The technology Hawaiian and many international airlines use does not produce a true auction. Instead, airlines generally contact passengers three-to-10 days before departure, and ask them how much they would be willing to pay for a business class or premium economy seat. Later, the system accepts or rejects the bid depending on parameters set by the airline. It is an automated process, similar to what Priceline implemented years ago for hotels, and price fluctuates according to demand.
“The highest bids win,” said Jaime Fraser, a spokeswoman for Virgin Atlantic Airlines, a PlusGrade customer.
PlusGrade says more than 50 airlines use its technology, though many only make the technology on some flights. Its customers include Lufthansa, Qantas, Aeromexico, Air China, LATAM and Air Lingus. American Airlines tried the service in 2013, but dropped it after its merger with US Airways and does not plan to return, an airline spokeswoman said.
PlusGrade CEO Ken Harris said a “well run” program can account for roughly 0.5 percent to 0.8 percent of a carrier’s passenger-related revenue, though some airlines perform better. And while the bulk of his business comes from upgrades into premium economy and business class, they now offers airlines a program called “neighbor-free flights” that lets coach passengers bid to ensure they will have an empty seat next to them.
The rival service Seatboost is a traditional auction, and so far Virgin America is the company’s main client. Passengers download a mobile app, which they use to place bids starting 90 minutes before departure. Travelers track how much other passengers are willing to pay, and then can bid higher amounts before the app declares a winner. Virgin America is using the platform on flights from San Francisco to Las Vegas, Maui, and Honolulu, and flights from Las Vegas to San Francisco, Los Angeles, New York, and Dallas.

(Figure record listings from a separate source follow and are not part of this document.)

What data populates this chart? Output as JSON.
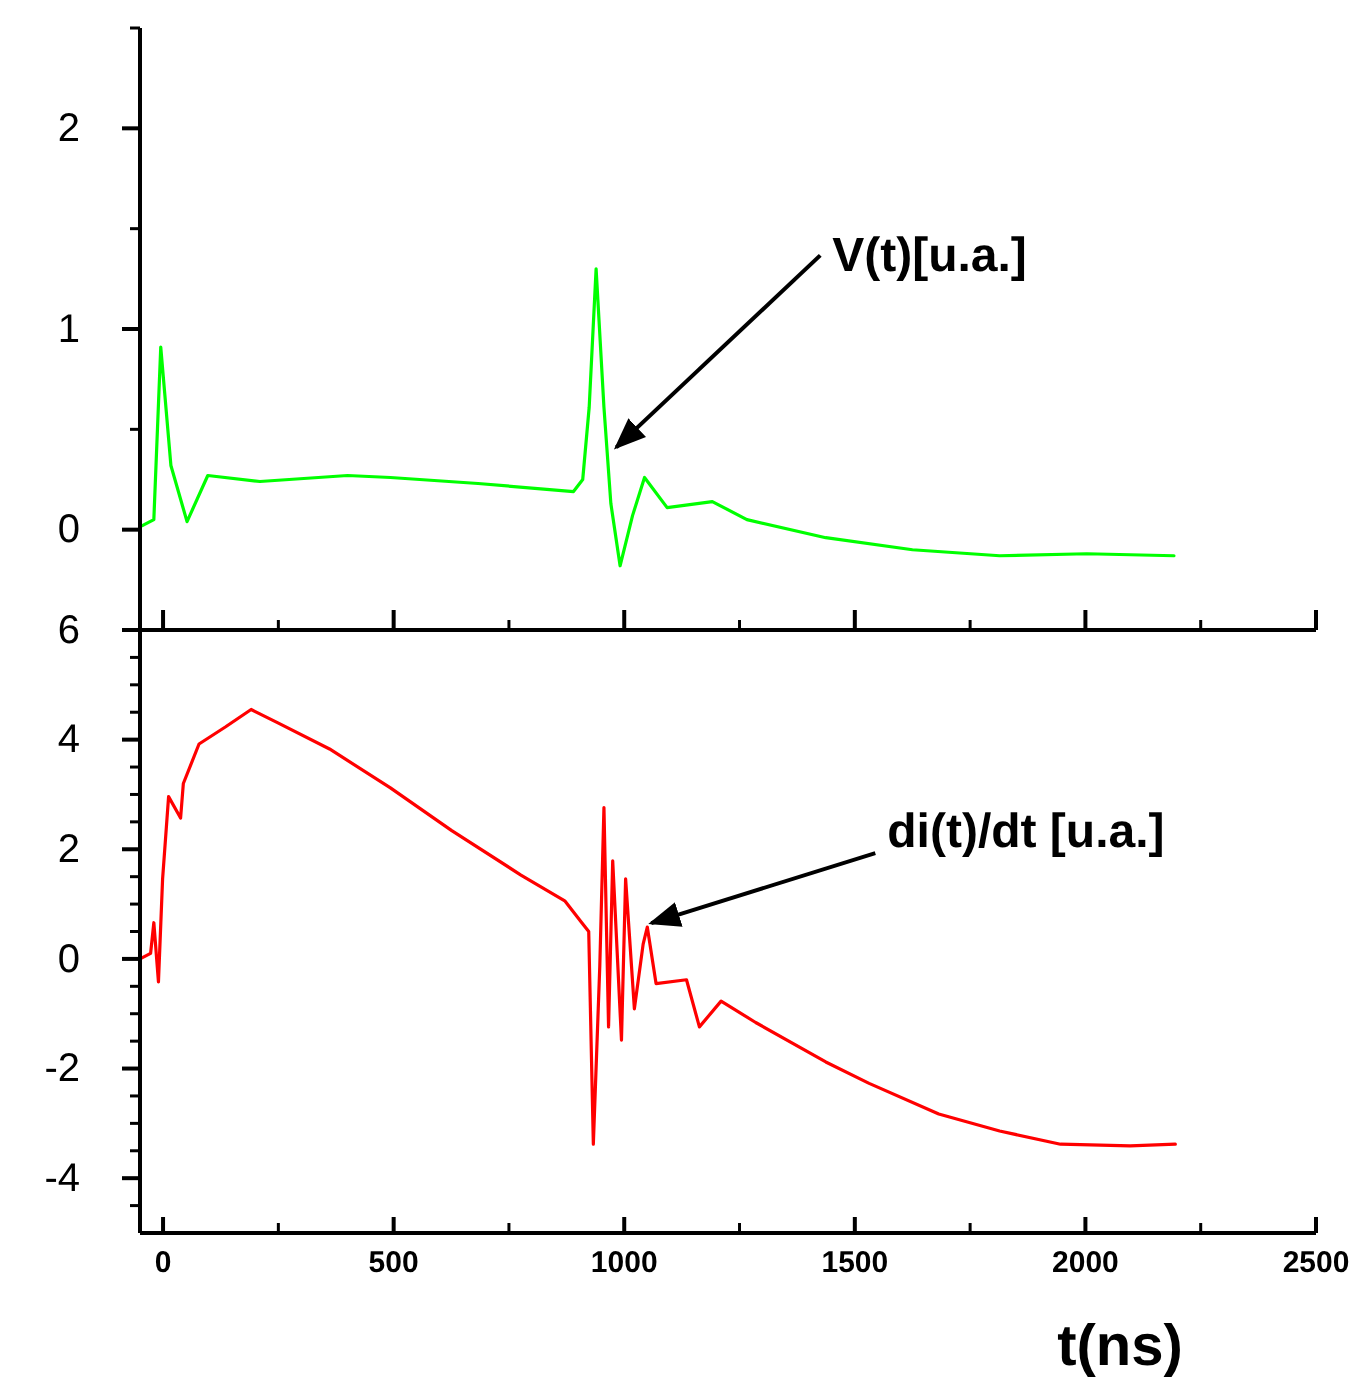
{
  "chart_data": [
    {
      "type": "line",
      "tick_labels": "y",
      "xlim": [
        -50,
        2500
      ],
      "ylim": [
        -0.5,
        2.5
      ],
      "xticks": [
        {
          "value": 0,
          "label": null
        },
        {
          "value": 250,
          "label": null
        },
        {
          "value": 500,
          "label": null
        },
        {
          "value": 750,
          "label": null
        },
        {
          "value": 1000,
          "label": null
        },
        {
          "value": 1250,
          "label": null
        },
        {
          "value": 1500,
          "label": null
        },
        {
          "value": 1750,
          "label": null
        },
        {
          "value": 2000,
          "label": null
        },
        {
          "value": 2250,
          "label": null
        },
        {
          "value": 2500,
          "label": null
        }
      ],
      "yticks": [
        0,
        {
          "value": 0.5,
          "label": null
        },
        1,
        {
          "value": 1.5,
          "label": null
        },
        2,
        {
          "value": 2.5,
          "label": null
        }
      ],
      "x": [
        -45,
        -20,
        -5,
        17,
        52,
        97,
        210,
        400,
        493,
        683,
        890,
        910,
        924,
        939,
        956,
        971,
        991,
        1018,
        1044,
        1093,
        1191,
        1266,
        1437,
        1625,
        1814,
        2003,
        2192
      ],
      "series": [
        {
          "color": "#00ff00",
          "values": [
            0.02,
            0.05,
            0.91,
            0.32,
            0.04,
            0.27,
            0.24,
            0.27,
            0.26,
            0.23,
            0.19,
            0.25,
            0.61,
            1.3,
            0.61,
            0.13,
            -0.18,
            0.07,
            0.26,
            0.11,
            0.14,
            0.05,
            -0.04,
            -0.1,
            -0.13,
            -0.12,
            -0.13
          ]
        }
      ],
      "annotations": [
        {
          "text": "V(t)[u.a.]",
          "x": 974,
          "y": 0.39
        }
      ]
    },
    {
      "type": "line",
      "xlim": [
        -50,
        2500
      ],
      "ylim": [
        -5,
        6
      ],
      "xlabel": "t(ns)",
      "xticks": [
        0,
        {
          "value": 250,
          "label": null
        },
        500,
        {
          "value": 750,
          "label": null
        },
        1000,
        {
          "value": 1250,
          "label": null
        },
        1500,
        {
          "value": 1750,
          "label": null
        },
        2000,
        {
          "value": 2250,
          "label": null
        },
        2500
      ],
      "yticks": [
        {
          "value": -4.5,
          "label": null
        },
        -4,
        {
          "value": -3.5,
          "label": null
        },
        {
          "value": -3,
          "label": null
        },
        {
          "value": -2.5,
          "label": null
        },
        -2,
        {
          "value": -1.5,
          "label": null
        },
        {
          "value": -1,
          "label": null
        },
        {
          "value": -0.5,
          "label": null
        },
        0,
        {
          "value": 0.5,
          "label": null
        },
        {
          "value": 1,
          "label": null
        },
        {
          "value": 1.5,
          "label": null
        },
        2,
        {
          "value": 2.5,
          "label": null
        },
        {
          "value": 3,
          "label": null
        },
        {
          "value": 3.5,
          "label": null
        },
        4,
        {
          "value": 4.5,
          "label": null
        },
        {
          "value": 5,
          "label": null
        },
        {
          "value": 5.5,
          "label": null
        },
        6
      ],
      "x": [
        -50,
        -27,
        -20,
        -10,
        -1,
        12,
        38,
        44,
        78,
        135,
        191,
        248,
        361,
        493,
        626,
        776,
        871,
        908,
        923,
        933,
        947,
        956,
        966,
        975,
        994,
        1003,
        1022,
        1041,
        1050,
        1069,
        1135,
        1163,
        1210,
        1285,
        1437,
        1531,
        1682,
        1814,
        1946,
        2097,
        2195
      ],
      "series": [
        {
          "color": "#ff0000",
          "values": [
            0,
            0.1,
            0.66,
            -0.42,
            1.46,
            2.96,
            2.57,
            3.2,
            3.92,
            4.23,
            4.55,
            4.31,
            3.83,
            3.12,
            2.34,
            1.53,
            1.06,
            0.66,
            0.5,
            -3.38,
            -0.13,
            2.76,
            -1.24,
            1.79,
            -1.48,
            1.46,
            -0.91,
            0.27,
            0.58,
            -0.45,
            -0.38,
            -1.24,
            -0.77,
            -1.16,
            -1.88,
            -2.27,
            -2.83,
            -3.14,
            -3.38,
            -3.41,
            -3.38
          ]
        }
      ],
      "annotations": [
        {
          "text": "di(t)/dt [u.a.]",
          "x": 1050,
          "y": 0.58
        }
      ]
    }
  ]
}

“We have seen it drive a significant number of upgrades to both First Class and Main Cabin Select, and anecdotally, we’ve seen that guests actually have fun with the bidding process,” Virgin America spokesman Dave Arnold said. He added that the airline has implemented the technology without diluting benefits for elite frequent fliers, who receive free, space-available upgrades to Main Cabin Select.
With auctions, airlines run at least two risks. First, if the airline usually offers frequent fliers free upgrades into unsold seats, as American does, the carrier might annoy customers by unloading last-minute seats at cheap prices. Second, airlines that reliably unload premium seats before departure may train passengers not to buy the seats in advance at full price.
But Hawaiian’s Ingram said he is not concerned. He said its program will appeal to more cost-sensitive travelers, who generally will not buy premium seats at booking.
“People who are interested in securing that first class seat in advance are likely to continue to buy to take the risk out of it,” he said. “We think this will provide more options, not cannibalize others.”
At Hawaiian, customers already have several opportunities to buy up before departure. But Ingram said auctions give Hawaiian one final chance to reach customers. While there is a fine line – an airline does not want to annoy a customer – Ingram said Hawaiian believes it has a better chance of selling ancillary products if it contacts the passenger multiple times.
“This provides another way to put the offer in front of someone in a different point in our interactions with us,” he said. “You want to have more touch points to make sure people didn’t just miss an offer that they would be interested in.”